Perhaps it is small comfort to note that school shootings are rare. Northeastern University researcher James Alan Fox and doctoral student Emma Fridel found that on average, mass murders occur between 20 and 30 times per year, and about one of those incidents on average takes place at a school. “There is not an epidemic of school shootings,” Fox said, adding that more kids are killed each year from pool drownings or bicycle accidents. (Jalani, Zaid. 2018, March 1. The Intercept: School shootings have declined dramatically since the 1990s. Does it really make sense to militarize schools?)
It is not outrageous to suggest that the negative impact of social media on teens poses a much more ominous threat to the health of our students than gun violence at school, but if you’re the victim of a school shooting your story makes the national media. If you are in despair because no one is liking your posts, you likely remain anonymous.

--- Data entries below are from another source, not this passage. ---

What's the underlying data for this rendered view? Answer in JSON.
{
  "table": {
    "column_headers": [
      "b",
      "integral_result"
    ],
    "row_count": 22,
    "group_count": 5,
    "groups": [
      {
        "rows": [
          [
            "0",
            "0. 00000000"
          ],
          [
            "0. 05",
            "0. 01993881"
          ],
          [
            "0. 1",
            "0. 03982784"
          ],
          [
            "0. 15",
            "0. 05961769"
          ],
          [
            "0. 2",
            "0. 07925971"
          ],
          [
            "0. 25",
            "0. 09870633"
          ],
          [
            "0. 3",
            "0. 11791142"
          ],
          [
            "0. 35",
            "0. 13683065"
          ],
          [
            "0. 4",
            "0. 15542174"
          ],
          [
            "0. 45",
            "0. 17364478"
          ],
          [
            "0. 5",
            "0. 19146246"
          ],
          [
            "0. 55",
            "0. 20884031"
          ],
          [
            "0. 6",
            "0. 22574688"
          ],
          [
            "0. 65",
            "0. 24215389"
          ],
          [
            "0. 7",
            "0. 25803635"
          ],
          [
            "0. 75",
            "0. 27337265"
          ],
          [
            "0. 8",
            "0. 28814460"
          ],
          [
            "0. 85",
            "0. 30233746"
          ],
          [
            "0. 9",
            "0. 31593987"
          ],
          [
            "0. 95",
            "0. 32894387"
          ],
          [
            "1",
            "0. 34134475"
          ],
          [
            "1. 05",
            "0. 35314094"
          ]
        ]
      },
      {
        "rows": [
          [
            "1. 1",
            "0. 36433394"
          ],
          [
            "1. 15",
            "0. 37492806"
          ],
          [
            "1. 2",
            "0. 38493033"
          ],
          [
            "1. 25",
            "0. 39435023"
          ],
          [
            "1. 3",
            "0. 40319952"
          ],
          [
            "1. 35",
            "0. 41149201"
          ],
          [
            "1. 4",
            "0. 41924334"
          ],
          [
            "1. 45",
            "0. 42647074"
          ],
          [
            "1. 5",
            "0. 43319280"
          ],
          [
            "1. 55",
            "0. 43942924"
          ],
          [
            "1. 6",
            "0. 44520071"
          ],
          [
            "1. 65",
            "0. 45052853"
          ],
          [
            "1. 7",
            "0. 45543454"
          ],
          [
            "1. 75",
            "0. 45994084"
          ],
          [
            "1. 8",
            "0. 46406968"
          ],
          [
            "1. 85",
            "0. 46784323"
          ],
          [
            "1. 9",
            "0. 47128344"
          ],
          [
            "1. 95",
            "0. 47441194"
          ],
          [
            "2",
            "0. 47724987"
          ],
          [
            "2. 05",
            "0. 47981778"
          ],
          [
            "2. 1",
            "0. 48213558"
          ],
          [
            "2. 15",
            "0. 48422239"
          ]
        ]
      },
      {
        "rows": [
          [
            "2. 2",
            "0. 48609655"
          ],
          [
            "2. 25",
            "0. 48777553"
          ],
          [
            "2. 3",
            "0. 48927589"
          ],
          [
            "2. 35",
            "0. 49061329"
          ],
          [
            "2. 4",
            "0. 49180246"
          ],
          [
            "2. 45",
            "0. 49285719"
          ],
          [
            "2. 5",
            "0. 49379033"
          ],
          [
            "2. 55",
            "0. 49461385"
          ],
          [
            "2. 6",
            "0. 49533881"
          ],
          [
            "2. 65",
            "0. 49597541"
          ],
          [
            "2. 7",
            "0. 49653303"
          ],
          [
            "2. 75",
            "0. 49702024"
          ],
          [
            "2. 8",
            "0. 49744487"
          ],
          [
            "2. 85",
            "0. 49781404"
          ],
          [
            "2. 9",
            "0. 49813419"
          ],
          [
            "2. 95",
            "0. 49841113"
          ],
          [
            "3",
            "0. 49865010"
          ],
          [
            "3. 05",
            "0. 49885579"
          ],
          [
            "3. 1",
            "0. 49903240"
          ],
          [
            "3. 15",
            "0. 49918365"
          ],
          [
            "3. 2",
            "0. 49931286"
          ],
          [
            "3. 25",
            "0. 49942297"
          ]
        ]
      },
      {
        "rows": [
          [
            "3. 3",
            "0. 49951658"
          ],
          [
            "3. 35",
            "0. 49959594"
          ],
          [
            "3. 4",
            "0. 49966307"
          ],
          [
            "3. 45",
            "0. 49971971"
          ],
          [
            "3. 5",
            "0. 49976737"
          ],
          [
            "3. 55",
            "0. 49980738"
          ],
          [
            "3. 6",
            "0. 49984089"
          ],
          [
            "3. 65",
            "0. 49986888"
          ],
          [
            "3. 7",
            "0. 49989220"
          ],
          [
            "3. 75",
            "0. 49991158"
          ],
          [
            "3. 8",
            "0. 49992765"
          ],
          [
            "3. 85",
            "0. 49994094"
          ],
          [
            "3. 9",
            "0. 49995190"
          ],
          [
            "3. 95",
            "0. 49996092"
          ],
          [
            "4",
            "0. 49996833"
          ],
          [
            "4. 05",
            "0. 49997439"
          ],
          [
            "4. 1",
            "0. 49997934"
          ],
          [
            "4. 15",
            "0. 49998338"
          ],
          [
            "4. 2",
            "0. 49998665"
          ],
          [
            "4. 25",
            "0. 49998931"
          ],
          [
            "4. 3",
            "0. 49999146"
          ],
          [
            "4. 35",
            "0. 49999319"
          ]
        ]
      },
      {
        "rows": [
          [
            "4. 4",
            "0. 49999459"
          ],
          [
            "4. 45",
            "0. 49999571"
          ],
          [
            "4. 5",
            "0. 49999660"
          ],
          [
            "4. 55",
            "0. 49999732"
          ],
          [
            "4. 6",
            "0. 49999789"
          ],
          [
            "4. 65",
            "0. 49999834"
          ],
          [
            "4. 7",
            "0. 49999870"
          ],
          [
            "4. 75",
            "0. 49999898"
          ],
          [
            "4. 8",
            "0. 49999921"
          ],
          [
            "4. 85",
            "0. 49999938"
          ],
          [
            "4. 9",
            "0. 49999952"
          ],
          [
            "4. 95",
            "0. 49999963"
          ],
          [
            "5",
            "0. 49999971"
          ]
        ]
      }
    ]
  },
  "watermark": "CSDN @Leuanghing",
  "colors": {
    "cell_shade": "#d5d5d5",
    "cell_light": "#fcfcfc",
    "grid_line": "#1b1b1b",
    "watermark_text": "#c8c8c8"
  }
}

The reality is we have a responsibility to look at both. All three of our campuses were built when school security was not a factor in their design. Our students are all iGeners, susceptible to increased rates of depression and suicide from the more insidious aspects of social media. Assault weapons are designed to kill people. Social media is designed to be addictive. Both can have severe consequences when misused.
Recently I was part of a group that toured the Clyde Hill campus with security risk management consultants. We certainly have some security vulnerabilities and there is some “low hanging fruit” we will begin implementing over the next few weeks. BCS will contract for a more formal security review of all three campuses and then assess which changes make sense in light of the risk.
We are also continuing discussions about the wisdom of unlimited access to cell phones during the school day. Dr. Jean Twenge’s powerful presentation has many in our community asking important questions about long-term impact of ubiquitous smartphone use.
We live in a world tainted by sin. The events at Parkland certainly make that clear. But we also live under the rule of a loving Creator-God who sent His only Son to redeem humanity from its brokenness. We need to bring light to the darkness. In a world filled with threats, we can access “the peace that passes all understanding.” We can live a life without fear, knowing the God is ultimately in control.